I drew to within two hundred yards of them. I’d been hoping for more traffic so there could be cars in between us. With luck he would only be aware of our headlights when the overhead lights resumed at the roundabout.

The Rover slid left into the lanes that went on to the road to Hove and Worthing. I stayed in a Brighton lane for the time being. I saw lights on full beam close in behind me, then a big four-by-four overtook me on the inside lane, heading for Hove and Worthing.

I eased in behind the four-by-four. It hid me from the Rover but it also, I realized too late, hid the Rover from me. Just when I was fully committed to taking the Worthing road, I saw that the Rover had moved back on to the Brighton road and was heading for the roundabout.

‘Shit,’ I said. ‘Watch where he’s going.’

Tingley and Gilchrist were both straining to see as my lane took me round a tight sweep of bend.

‘Couldn’t see,’ Tingley said.

‘Nor me,’ Gilchrist added.

At the small roundabout ahead I swept back on to the loop that would take me down to the main roundabout. I would have two choices there.

‘What do you think?’

‘Head straight into Brighton,’ Gilchrist said and Tingley grunted agreement. I took the left into Brighton but couldn’t see the Rover on the long road ahead of us.
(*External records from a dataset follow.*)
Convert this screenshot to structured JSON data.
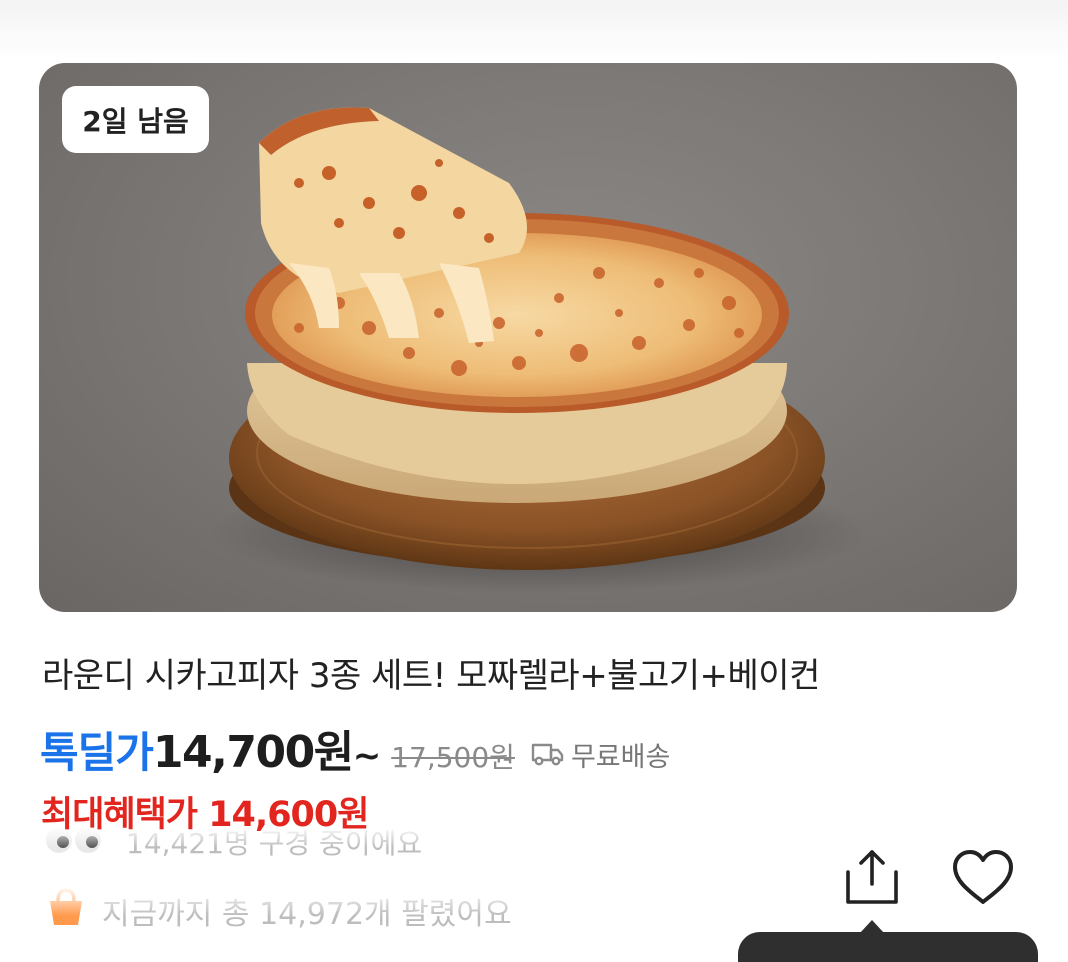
{
  "product": {
    "badge": "2일 남음",
    "title": "라운디 시카고피자 3종 세트! 모짜렐라+불고기+베이컨",
    "deal_label": "톡딜가",
    "deal_price": "14,700원",
    "price_suffix": "~",
    "original_price": "17,500원",
    "shipping": "무료배송",
    "max_benefit_label": "최대혜택가",
    "max_benefit_price": "14,600원",
    "viewers": "14,421명 구경 중이에요",
    "sold": "지금까지 총 14,972개 팔렸어요"
  },
  "icons": {
    "shipping": "truck-icon",
    "viewers": "eyes-icon",
    "sold": "shopping-bag-icon",
    "share": "share-icon",
    "favorite": "heart-icon"
  },
  "colors": {
    "deal_label": "#1a73e8",
    "max_benefit": "#e3251f",
    "price": "#1e1e1e",
    "muted": "#8a8a8a"
  }
}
‘Let’s get to Kemp Town,’ Tingley said.

Kate was alone when Watts, Tingley and Gilchrist arrived at her flat. Reg Williamson had left about half an hour earlier. Kate had liked him. She had been comforted by his shabby presence.

‘Detective Sergeant Williamson told me about your flat,’ Kate said to Gilchrist as she handed out coffees. ‘I’ve a spare room here if you’d like to stay.’

‘That might not be a bad idea, in the circumstances,’ Watts said.

‘If you’re sure?’ Gilchrist said.

‘It would be great,’ Kate said. ‘Theoretically, it’s my parents’ room but they never stay here. I’ll dig out the spare keys and show you the magic that makes the lock work later.’

‘OK, well, I’m going to go,’ Watts said. ‘Give you a lift, Jimmy?’

‘What’s the plan for tomorrow?’ Kate said. ‘I’m going to go up to the National Archive to look at police files for the Trunk Murder.’

She sensed that nobody else was particularly interested in the cold case just at the moment. To be honest, she wasn’t either but she felt she needed to persevere. And she was thinking that when in London she might call in on her father.

‘I’m getting back to Hathaway, see if he has anything for us,’ Tingley said.

‘I’m on shift but I’m going to see if I have anything of my flat left,’ Gilchrist said. ‘And I’m going to talk to Philippa Franks.’

Only when Watts and Jimmy had left did Kate realize that Watts hadn’t said anything about his own plans.